Abby Butler and Tyrone Pyner – best mates, music discoverers, radio nerds and the future of triple j Breakfast

Soon to be triple j breakfast co-host Abby Butler told a story about putting on Lily Allen’s 2025 album West End Girl for the first time, late one evening. As the title track washed over her, Abby, who normally isn’t one to examine lyrics too hard, was poleaxed by the unfolding story. So much so that she went and shook her partner awake:

“She going there! Lily Allen is actually going there!”

It doesn’t really matter whether you do or don’t know what Abby is talking about (although I know in my soul some of you will deep dive now – just because) If you are a music lover, chances are you will have encountered some song or album yourself where you have experienced a similar visceral response or epiphany and wanted to wake your beloved, best friend or the neighbours.

Tyrone Pynor, Abby’s best friend and co-host with her of triple j Drive, now breakfast, first heard Olivia Dean when he was host of triple j’s soul ctrl.  Via her 2023 debut album Messy, in fact before it was released, Tyrone felt that there was something special about the English singer songwriter. He was there from the beginning to later watching Olivia reach No 1 on 2025’s triple j Hottest 100 (and charts across the world) with Man I Need.

As someone said on Instagram:

‘Never doubt a Tyrone tip.’

I’ve been following Abby & Tyrone, like Tyrone followed Olivia Dean, for years, and with hopefully the same sort of outcome.

Among the many, many things I like about them is that they both worked their arses off to get to this position and look with a kind of awe, respect and deep appreciation toward predecessors like Wil and Adam, Helen Razor and Mikey Robbins, and particularly Matt Okine and Alex Dyson who Abby would schedule her day around circa 2016.

Triple j breakfast is truly national and has shaped the music listening habits of young Australians for fifty years. But in recent times the impact, reach and ratings of the station has significantly declined.

I may have aged out of triple j but it has and still provides me with such riches of new music that I feel forever in its debt. Where did you first hear Olivia Dean, Chappell Roan, Riptide, Indie Kylie, Closer to God by the NIN, Jeff Buckley, Pauline Pantsdown or You just like me cos I’m good in bed?

Chances are, on triple j.

And speaking of Chappell, Abby and Tyrone have interviewed the notoriously private star twice and she not only remembers them but loved that they were the most ‘normal djs’ she’d ever had the pleasure of speaking with on ‘triple gay’.

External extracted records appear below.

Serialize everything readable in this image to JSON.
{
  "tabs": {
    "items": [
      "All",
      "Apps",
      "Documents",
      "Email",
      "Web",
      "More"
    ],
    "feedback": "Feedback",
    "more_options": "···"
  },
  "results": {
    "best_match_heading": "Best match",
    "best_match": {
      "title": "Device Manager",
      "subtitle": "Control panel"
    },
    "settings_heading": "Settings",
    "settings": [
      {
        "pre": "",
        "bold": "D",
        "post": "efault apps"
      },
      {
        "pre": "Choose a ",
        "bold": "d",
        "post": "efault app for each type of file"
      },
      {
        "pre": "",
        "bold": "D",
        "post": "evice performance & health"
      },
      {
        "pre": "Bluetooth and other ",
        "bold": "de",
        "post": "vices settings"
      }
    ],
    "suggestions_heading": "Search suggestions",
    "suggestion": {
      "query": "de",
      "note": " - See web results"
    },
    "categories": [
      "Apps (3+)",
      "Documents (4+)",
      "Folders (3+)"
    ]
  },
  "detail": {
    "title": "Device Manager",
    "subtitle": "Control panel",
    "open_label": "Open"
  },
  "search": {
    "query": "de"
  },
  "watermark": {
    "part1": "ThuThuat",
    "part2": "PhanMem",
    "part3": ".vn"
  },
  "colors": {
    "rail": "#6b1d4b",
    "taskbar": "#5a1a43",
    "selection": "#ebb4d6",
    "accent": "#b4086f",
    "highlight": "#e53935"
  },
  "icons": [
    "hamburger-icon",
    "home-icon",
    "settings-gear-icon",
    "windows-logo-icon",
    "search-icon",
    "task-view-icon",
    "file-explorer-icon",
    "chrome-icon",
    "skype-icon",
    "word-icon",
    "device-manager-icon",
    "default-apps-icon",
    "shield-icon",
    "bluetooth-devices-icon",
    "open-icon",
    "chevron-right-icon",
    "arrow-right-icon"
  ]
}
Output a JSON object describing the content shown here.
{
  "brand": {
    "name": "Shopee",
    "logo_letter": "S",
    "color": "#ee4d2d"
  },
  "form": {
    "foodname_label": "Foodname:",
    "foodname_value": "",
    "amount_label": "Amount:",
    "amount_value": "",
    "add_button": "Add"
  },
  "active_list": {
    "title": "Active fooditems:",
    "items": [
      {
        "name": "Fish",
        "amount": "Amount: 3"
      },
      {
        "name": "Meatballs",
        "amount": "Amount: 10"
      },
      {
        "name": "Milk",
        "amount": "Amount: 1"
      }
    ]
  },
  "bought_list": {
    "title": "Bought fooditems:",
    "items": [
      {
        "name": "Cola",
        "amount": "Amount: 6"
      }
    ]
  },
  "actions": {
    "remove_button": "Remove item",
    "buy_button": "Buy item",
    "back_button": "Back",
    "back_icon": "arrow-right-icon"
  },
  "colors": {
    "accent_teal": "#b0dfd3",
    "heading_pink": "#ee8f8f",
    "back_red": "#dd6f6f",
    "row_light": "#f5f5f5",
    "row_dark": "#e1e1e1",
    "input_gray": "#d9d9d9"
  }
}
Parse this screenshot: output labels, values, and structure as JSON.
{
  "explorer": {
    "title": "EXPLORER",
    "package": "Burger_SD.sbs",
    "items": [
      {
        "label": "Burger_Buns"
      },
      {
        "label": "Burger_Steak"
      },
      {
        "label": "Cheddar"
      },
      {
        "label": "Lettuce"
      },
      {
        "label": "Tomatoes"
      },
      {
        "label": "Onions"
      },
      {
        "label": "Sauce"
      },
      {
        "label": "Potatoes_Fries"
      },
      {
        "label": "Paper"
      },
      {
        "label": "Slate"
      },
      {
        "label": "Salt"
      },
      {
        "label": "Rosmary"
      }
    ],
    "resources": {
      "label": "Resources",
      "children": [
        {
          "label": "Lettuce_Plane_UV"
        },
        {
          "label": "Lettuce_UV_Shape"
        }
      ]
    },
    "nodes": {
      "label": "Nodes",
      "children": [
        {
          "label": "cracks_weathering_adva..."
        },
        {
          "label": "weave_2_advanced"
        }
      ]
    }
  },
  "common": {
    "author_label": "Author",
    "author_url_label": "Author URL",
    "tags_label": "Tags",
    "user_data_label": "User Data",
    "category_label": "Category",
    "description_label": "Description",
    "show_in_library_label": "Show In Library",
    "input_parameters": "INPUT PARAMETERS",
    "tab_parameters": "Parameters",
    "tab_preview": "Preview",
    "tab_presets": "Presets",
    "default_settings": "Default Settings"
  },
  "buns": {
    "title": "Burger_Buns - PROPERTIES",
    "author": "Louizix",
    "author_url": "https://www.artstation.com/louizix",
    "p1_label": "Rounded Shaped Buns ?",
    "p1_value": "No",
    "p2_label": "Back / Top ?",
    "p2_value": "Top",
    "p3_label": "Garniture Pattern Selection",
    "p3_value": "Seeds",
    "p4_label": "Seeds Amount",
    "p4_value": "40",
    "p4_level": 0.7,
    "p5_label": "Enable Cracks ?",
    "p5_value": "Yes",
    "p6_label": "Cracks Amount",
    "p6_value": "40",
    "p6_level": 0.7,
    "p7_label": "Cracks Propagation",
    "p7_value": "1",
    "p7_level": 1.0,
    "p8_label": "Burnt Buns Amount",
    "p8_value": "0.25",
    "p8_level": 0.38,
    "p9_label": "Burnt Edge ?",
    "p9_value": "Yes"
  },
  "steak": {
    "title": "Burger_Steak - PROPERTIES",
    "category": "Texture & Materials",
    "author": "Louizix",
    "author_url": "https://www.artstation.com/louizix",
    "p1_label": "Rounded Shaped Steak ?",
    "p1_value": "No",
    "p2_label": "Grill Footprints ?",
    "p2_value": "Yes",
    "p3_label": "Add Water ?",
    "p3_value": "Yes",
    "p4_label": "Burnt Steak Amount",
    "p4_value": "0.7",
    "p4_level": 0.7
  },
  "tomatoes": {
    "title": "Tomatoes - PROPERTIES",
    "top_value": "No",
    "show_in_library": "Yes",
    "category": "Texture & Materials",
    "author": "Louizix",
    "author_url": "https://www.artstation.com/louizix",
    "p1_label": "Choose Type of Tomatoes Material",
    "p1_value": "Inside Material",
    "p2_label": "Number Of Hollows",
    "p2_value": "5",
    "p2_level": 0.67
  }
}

@flabbygutler full interview on @triple j youtube, more triple gay on @Abby & Tyrone 💋 @chappell roan #chappellroan #hottogo #goodluckbabe ♬ Good Luck, Babe! – Chappell Roan

If you know and follow Chappell you’ll know that no one else gets this kind of love.

Abby worked behind the scenes at places like the Seven Network before she ended up at FBi Radio while doing her Bachelor of Media at UNSW. An early women centric podcast later she joined triple j Unearthed in February 2020, literally as covid hit.

Tyrone was at TAFE, working in banking and various other jobs, when his dreams of screen photography were amplified via a role with SBS. He pitched a TV concept which aired a couple of times in the dead of night. The ABC were watching though, and he joined the broadcaster late 2019.

In 2021 Abby overheard that someone needed to do something for Mardi Gras, when it was held at the SCG is a weird fusion of covid restrictions, rugby league venue and Olympic Games opener styling.

Abby cornered Tyrone to host it together, then management. On the day they had been given all sorts of hints and tools toward padding and filling gaps, but it simply wasn’t necessary. Both found the ying to their yang and their friendship has filled not just their professional lives but also their personal, with Abby saying that her Dad now just expects Tyrone at family get togethers.

The question they get asked the most, funnily enough, is, is that chemistry real?

You need only listen for five minutes, and you’ll know.  

What matters to them is representation, diversity, joy, fun, new music, random callers and showing Ben Latimer and Lachlan Macara that this belief and investment will pay off.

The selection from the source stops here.